Calgary ‘hero’ saves woman from frozen lake

Calgary ‘hero’ saves woman from frozen lake

Just before noon on Sunday, as he was driving past Elliston Park in southeast Calgary, 27-year-old Stuart Harris spotting a woman struggling in the park's small lake.

"I saw someone in the pond," he told the Metro. "I drove past, pulled a U-turn and came out running."

While attempting to rescue two of her three dogs — both had fallen through the lake's thin ice — Jennifer Simmonds, 37, had also crashed through the ice into the frigid waters.

"We have no kids, our dogs are our kids," Simmonds told the Calgary Sun. "I knew I was going in, there was no question."

Simmonds managed to get her two dogs out of the water. Then her third dog fell in.

Bystanders gathered at the river's edge, but none dared to walk out on the ice.

Harris, however, didn't hesitate to come to her rescue. The Calgary Herald reported that Harris jumped out of his car, grabbed a tow strap from his trunk, and ran to the shore.

"The ice along the shoreline is thinner because it thaws out so I knew to jump across that and basically glide across the ice to make it to her," he said.
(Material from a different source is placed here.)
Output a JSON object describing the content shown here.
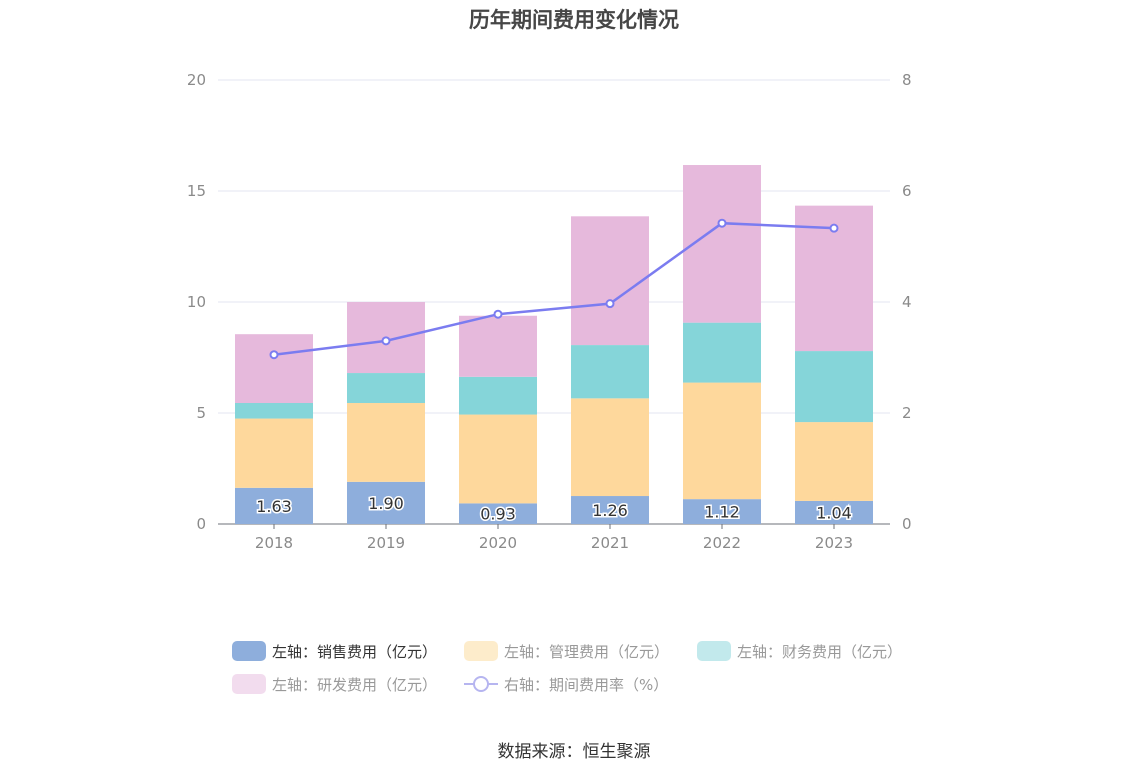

"I made a loop out of the tow strap and then crawled out to meet her, threw the tow strap over her shoulders and told her the put them underneath her armpits," he told the Calgary Sun.

He told the Metro that Simmonds was too numb to grasp the strap herself, so he looped it around her.

As he started to pull her in, two Calgary police officers arrived. They helped Harris pull Simmonds to shore.

Simmonds was taken to the hospital where she was treated for hypothermia. Her third dog was able to swim to shore on its own.

Harris told the Calgary Herald that he had some survival training through a wilderness course he took. It included some ice training:

"I knew I had to keep calm, not panic, not do any violent movements. Stay as flat as possible. To help her out and not get pulled in as well."

"I just feel like anybody else. I hope if I fell through the water somebody would help me out too. I’m just…glad I got to help someone," he said, adding that he doesn't consider himself a hero.

Calgary police Staff Sergeant John McCarthy, however, begs to differ:

"This is just one of those events that make you proud to be a Calgarian. This citizen, without any thought…did what needed to be done. He didn’t wait for other people. He took great risk to himself to really save this lady’s life."